9) Medo de enfrentar processo e “não dar em nada”
Há um medo “justificado”, diz Chakian, “de ser exposta e não haver resultado” – caso de algumas das vítimas de que o denunciaram. “É um medo justificado por causa dessa difícil comprovação da violência”, explica Chakian. “Temos que fortalecer o sistema para que o sistema proteja as vítimas.”

10) Dificuldades para denunciar/reportar e medo da violência institucional
As dificuldades para denunciar casos de assédio não são só na polícia, avalia Chakian. “Há dificuldades de acesso a canais oficiais, como o departamento de recursos humanos das empresas”, diz. A forma como as instituições tratam a mulher pode levá-las à revitimização, ou seja, vitimá-las com perguntas que incutem a culpa nela.

11) Crimes são tratados como um problema entre homem e mulher, não como problema da sociedade

Crimes como esses comumente são varridos para debaixo do tapete, tratados como se fossem um problema da vítima e do criminoso. Há casos, diz Chakian, em que não é “conveniente” escancarar o comportamento de um sujeito bem-quisto e bem relacionado ou de um chefe. Mas é preciso “reforçar a ideia de que todos são responsáveis”. “Não existe território neutro. Todos se responsabilizam quando silenciam ou se omitem frente a um caso de assédio.”

12) Dependência financeira

Quando o abusador é o próprio marido, o pai, o padastro, um avô, a pessoa que provê o sustento da vítima, ela se sente incapaz de lutar contra ele, se sente como se lhe devesse esse tipo de subjugação por ele lhe sustentar.
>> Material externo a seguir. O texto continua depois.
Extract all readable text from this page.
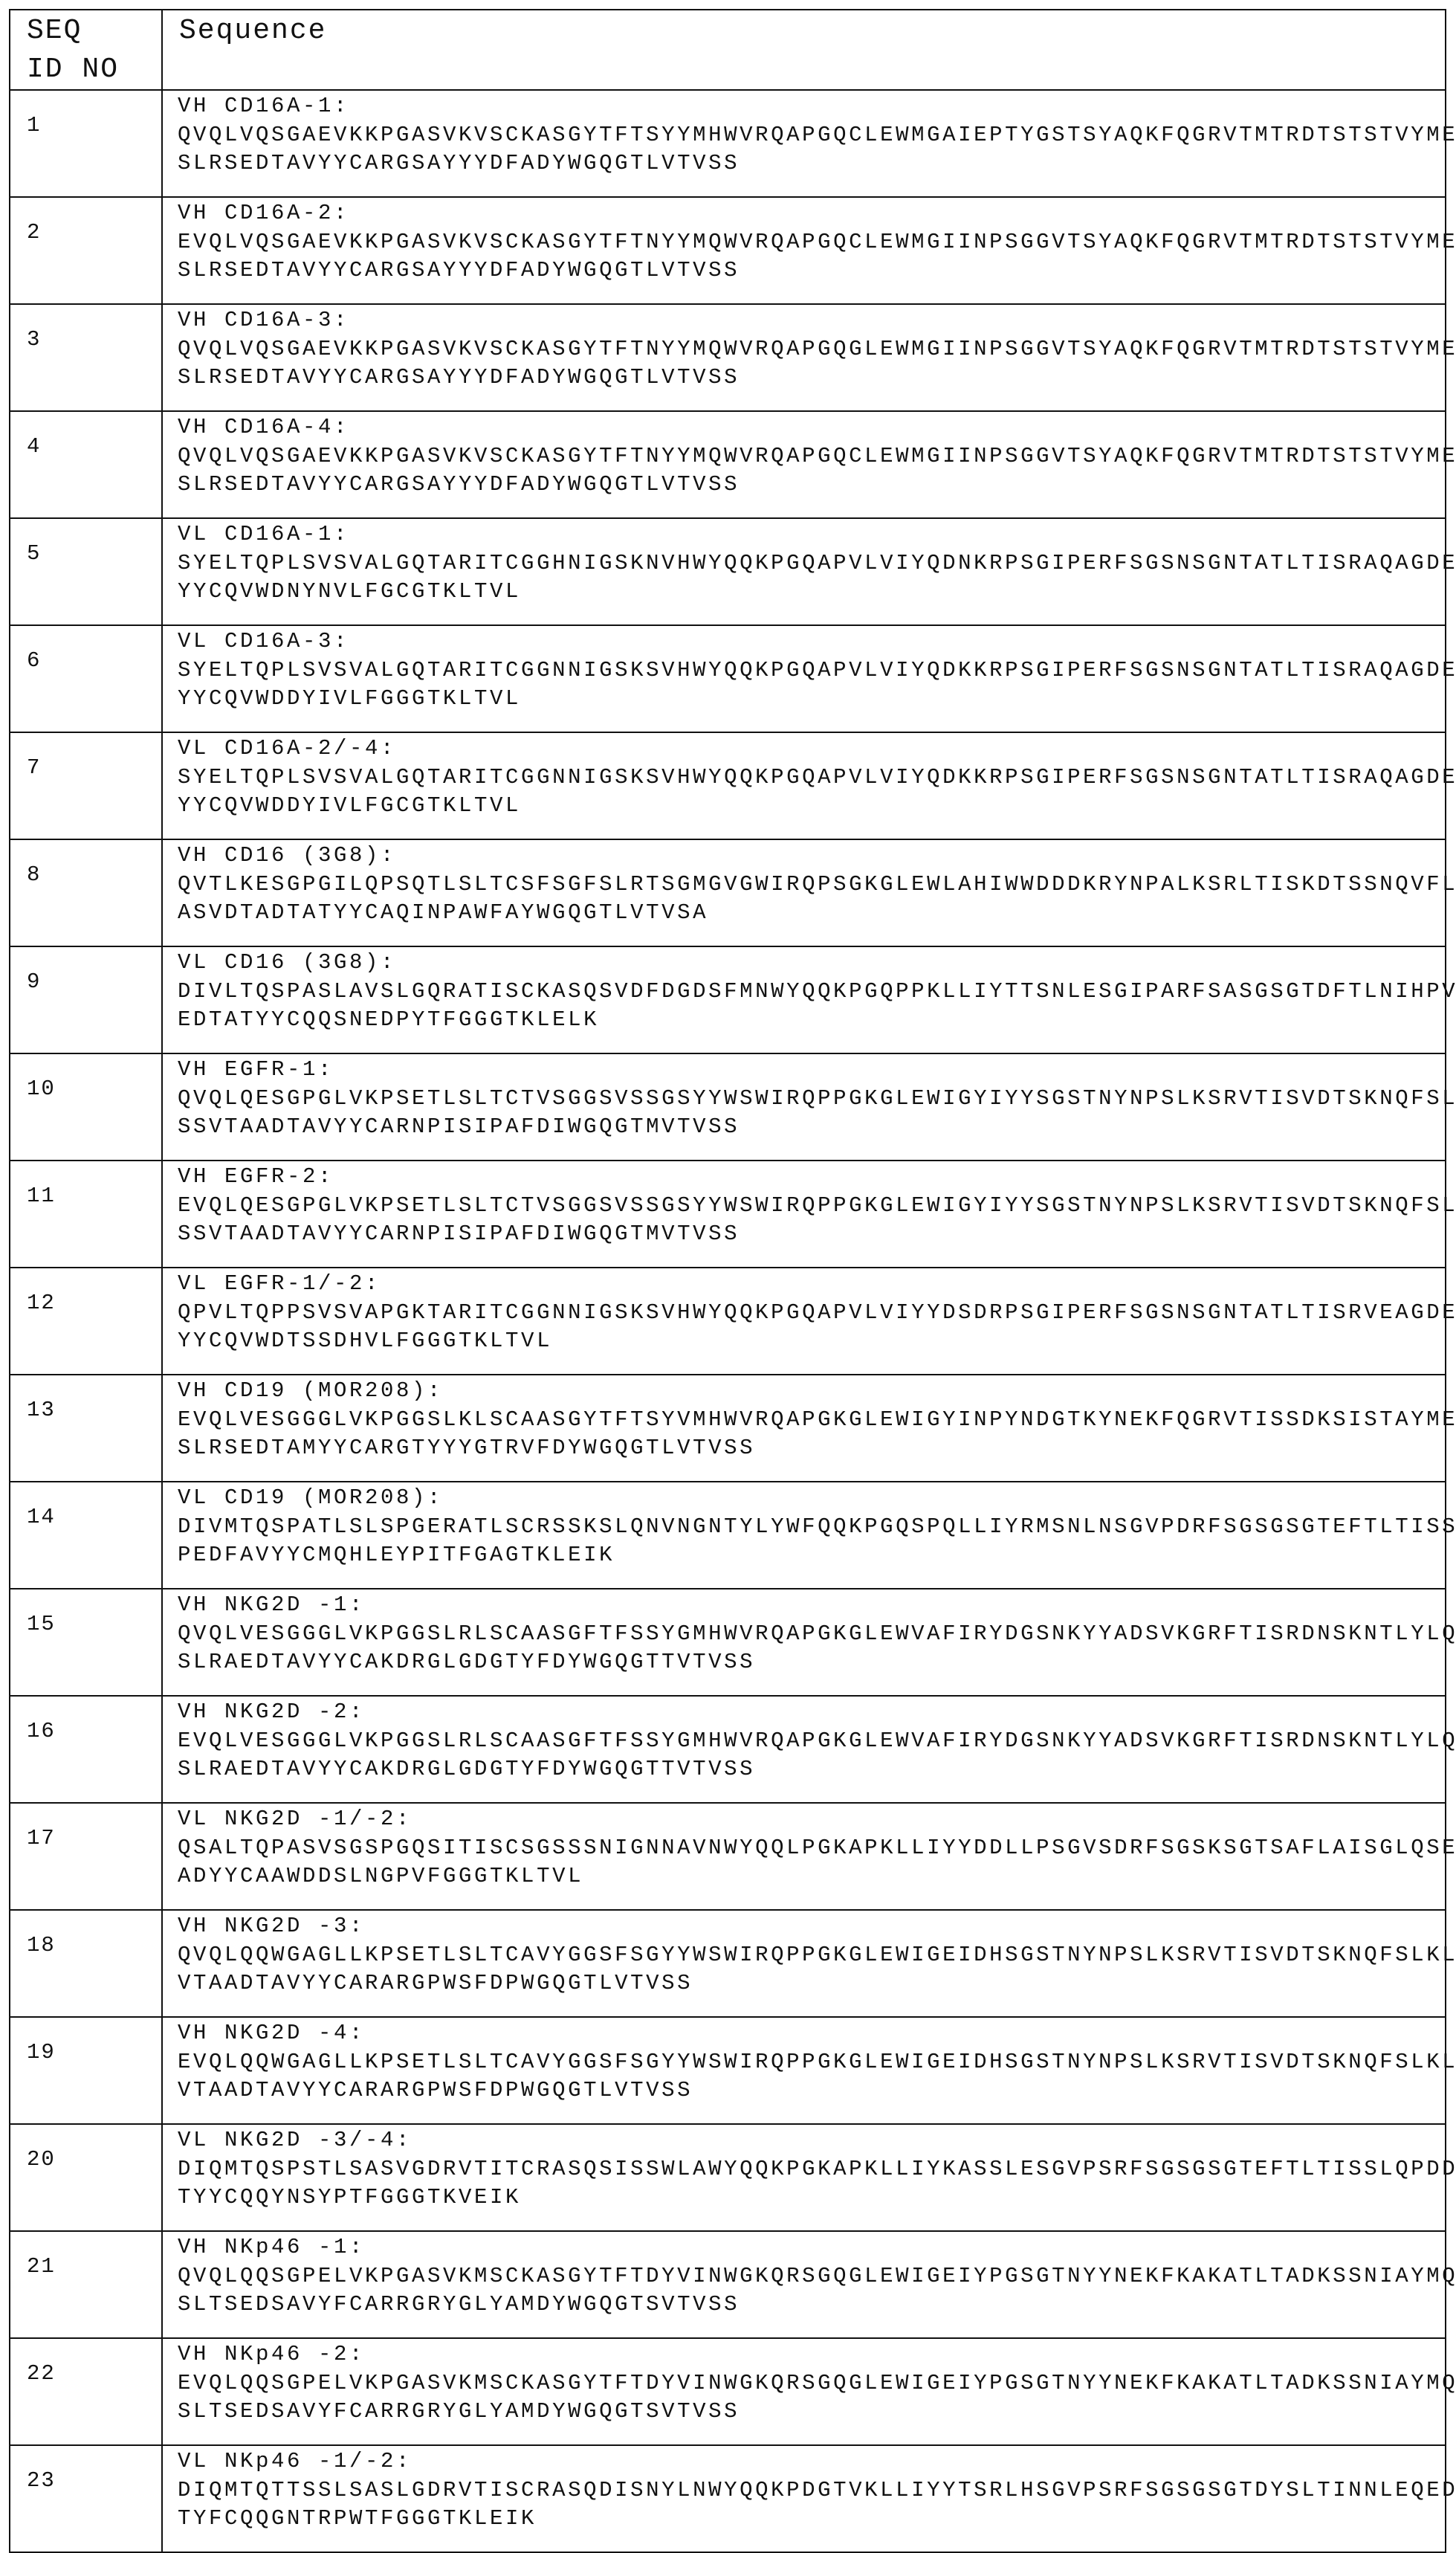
SEQ
ID NO
	Sequence
1	
VH CD16A-1:
QVQLVQSGAEVKKPGASVKVSCKASGYTFTSYYMHWVRQAPGQCLEWMGAIEPTYGSTSYAQKFQGRVTMTRDTSTSTVYMELS
SLRSEDTAVYYCARGSAYYYDFADYWGQGTLVTVSS

2	
VH CD16A-2:
EVQLVQSGAEVKKPGASVKVSCKASGYTFTNYYMQWVRQAPGQCLEWMGIINPSGGVTSYAQKFQGRVTMTRDTSTSTVYMELS
SLRSEDTAVYYCARGSAYYYDFADYWGQGTLVTVSS

3	
VH CD16A-3:
QVQLVQSGAEVKKPGASVKVSCKASGYTFTNYYMQWVRQAPGQGLEWMGIINPSGGVTSYAQKFQGRVTMTRDTSTSTVYMELS
SLRSEDTAVYYCARGSAYYYDFADYWGQGTLVTVSS

4	
VH CD16A-4:
QVQLVQSGAEVKKPGASVKVSCKASGYTFTNYYMQWVRQAPGQCLEWMGIINPSGGVTSYAQKFQGRVTMTRDTSTSTVYMELS
SLRSEDTAVYYCARGSAYYYDFADYWGQGTLVTVSS

5	
VL CD16A-1:
SYELTQPLSVSVALGQTARITCGGHNIGSKNVHWYQQKPGQAPVLVIYQDNKRPSGIPERFSGSNSGNTATLTISRAQAGDEAD
YYCQVWDNYNVLFGCGTKLTVL

6	
VL CD16A-3:
SYELTQPLSVSVALGQTARITCGGNNIGSKSVHWYQQKPGQAPVLVIYQDKKRPSGIPERFSGSNSGNTATLTISRAQAGDEAD
YYCQVWDDYIVLFGGGTKLTVL

7	
VL CD16A-2/-4:
SYELTQPLSVSVALGQTARITCGGNNIGSKSVHWYQQKPGQAPVLVIYQDKKRPSGIPERFSGSNSGNTATLTISRAQAGDEAD
YYCQVWDDYIVLFGCGTKLTVL

8	
VH CD16 (3G8):
QVTLKESGPGILQPSQTLSLTCSFSGFSLRTSGMGVGWIRQPSGKGLEWLAHIWWDDDKRYNPALKSRLTISKDTSSNQVFLKI
ASVDTADTATYYCAQINPAWFAYWGQGTLVTVSA

9	
VL CD16 (3G8):
DIVLTQSPASLAVSLGQRATISCKASQSVDFDGDSFMNWYQQKPGQPPKLLIYTTSNLESGIPARFSASGSGTDFTLNIHPVEE
EDTATYYCQQSNEDPYTFGGGTKLELK

10	
VH EGFR-1:
QVQLQESGPGLVKPSETLSLTCTVSGGSVSSGSYYWSWIRQPPGKGLEWIGYIYYSGSTNYNPSLKSRVTISVDTSKNQFSLKL
SSVTAADTAVYYCARNPISIPAFDIWGQGTMVTVSS

11	
VH EGFR-2:
EVQLQESGPGLVKPSETLSLTCTVSGGSVSSGSYYWSWIRQPPGKGLEWIGYIYYSGSTNYNPSLKSRVTISVDTSKNQFSLKL
SSVTAADTAVYYCARNPISIPAFDIWGQGTMVTVSS

12	
VL EGFR-1/-2:
QPVLTQPPSVSVAPGKTARITCGGNNIGSKSVHWYQQKPGQAPVLVIYYDSDRPSGIPERFSGSNSGNTATLTISRVEAGDEAD
YYCQVWDTSSDHVLFGGGTKLTVL

13	
VH CD19 (MOR208):
EVQLVESGGGLVKPGGSLKLSCAASGYTFTSYVMHWVRQAPGKGLEWIGYINPYNDGTKYNEKFQGRVTISSDKSISTAYMELS
SLRSEDTAMYYCARGTYYYGTRVFDYWGQGTLVTVSS

14	
VL CD19 (MOR208):
DIVMTQSPATLSLSPGERATLSCRSSKSLQNVNGNTYLYWFQQKPGQSPQLLIYRMSNLNSGVPDRFSGSGSGTEFTLTISSLE
PEDFAVYYCMQHLEYPITFGAGTKLEIK

15	
VH NKG2D -1:
QVQLVESGGGLVKPGGSLRLSCAASGFTFSSYGMHWVRQAPGKGLEWVAFIRYDGSNKYYADSVKGRFTISRDNSKNTLYLQMN
SLRAEDTAVYYCAKDRGLGDGTYFDYWGQGTTVTVSS

16	
VH NKG2D -2:
EVQLVESGGGLVKPGGSLRLSCAASGFTFSSYGMHWVRQAPGKGLEWVAFIRYDGSNKYYADSVKGRFTISRDNSKNTLYLQMN
SLRAEDTAVYYCAKDRGLGDGTYFDYWGQGTTVTVSS

17	
VL NKG2D -1/-2:
QSALTQPASVSGSPGQSITISCSGSSSNIGNNAVNWYQQLPGKAPKLLIYYDDLLPSGVSDRFSGSKSGTSAFLAISGLQSEDE
ADYYCAAWDDSLNGPVFGGGTKLTVL

18	
VH NKG2D -3:
QVQLQQWGAGLLKPSETLSLTCAVYGGSFSGYYWSWIRQPPGKGLEWIGEIDHSGSTNYNPSLKSRVTISVDTSKNQFSLKLSS
VTAADTAVYYCARARGPWSFDPWGQGTLVTVSS

19	
VH NKG2D -4:
EVQLQQWGAGLLKPSETLSLTCAVYGGSFSGYYWSWIRQPPGKGLEWIGEIDHSGSTNYNPSLKSRVTISVDTSKNQFSLKLSS
VTAADTAVYYCARARGPWSFDPWGQGTLVTVSS

20	
VL NKG2D -3/-4:
DIQMTQSPSTLSASVGDRVTITCRASQSISSWLAWYQQKPGKAPKLLIYKASSLESGVPSRFSGSGSGTEFTLTISSLQPDDFA
TYYCQQYNSYPTFGGGTKVEIK

21	
VH NKp46 -1:
QVQLQQSGPELVKPGASVKMSCKASGYTFTDYVINWGKQRSGQGLEWIGEIYPGSGTNYYNEKFKAKATLTADKSSNIAYMQLS
SLTSEDSAVYFCARRGRYGLYAMDYWGQGTSVTVSS

22	
VH NKp46 -2:
EVQLQQSGPELVKPGASVKMSCKASGYTFTDYVINWGKQRSGQGLEWIGEIYPGSGTNYYNEKFKAKATLTADKSSNIAYMQLS
SLTSEDSAVYFCARRGRYGLYAMDYWGQGTSVTVSS

23	
VL NKp46 -1/-2:
DIQMTQTTSSLSASLGDRVTISCRASQDISNYLNWYQQKPDGTVKLLIYYTSRLHSGVPSRFSGSGSGTDYSLTINNLEQEDIA
TYFCQQGNTRPWTFGGGTKLEIK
PS – Quando outras mulheres falam, ajudam muito:

“Ao perceber que não estão sozinhas e que várias mulheres passaram pela mesma situação, uma mulher dá força para que outra pronuncie a violência que sofreu”, diz a pesquisadora Jackeline Romio, doutora em demografia pela Unicamp e especialista em mortalidade feminina pela violência de gênero.

Foi o que aconteceu com as mulheres que denunciaram o médium João de Deus, depois da publicação de reportagens sobre seu comportamento. A mulher, que tem sua palavra vista com desconfiança, como observou Chakian, não se vê mais sozinha frente a um homem todo poderoso.

Para garantir que mais mulheres denunciem casos de assédio e estupro sem que uma primeira tenha que ter “muita coragem” para isso, diz Chai Feldblum, da US Equal Employment Opportunity Commission, é preciso que a “sociedade crie um ambiente seguro para as mulheres – o que ainda não aconteceu”.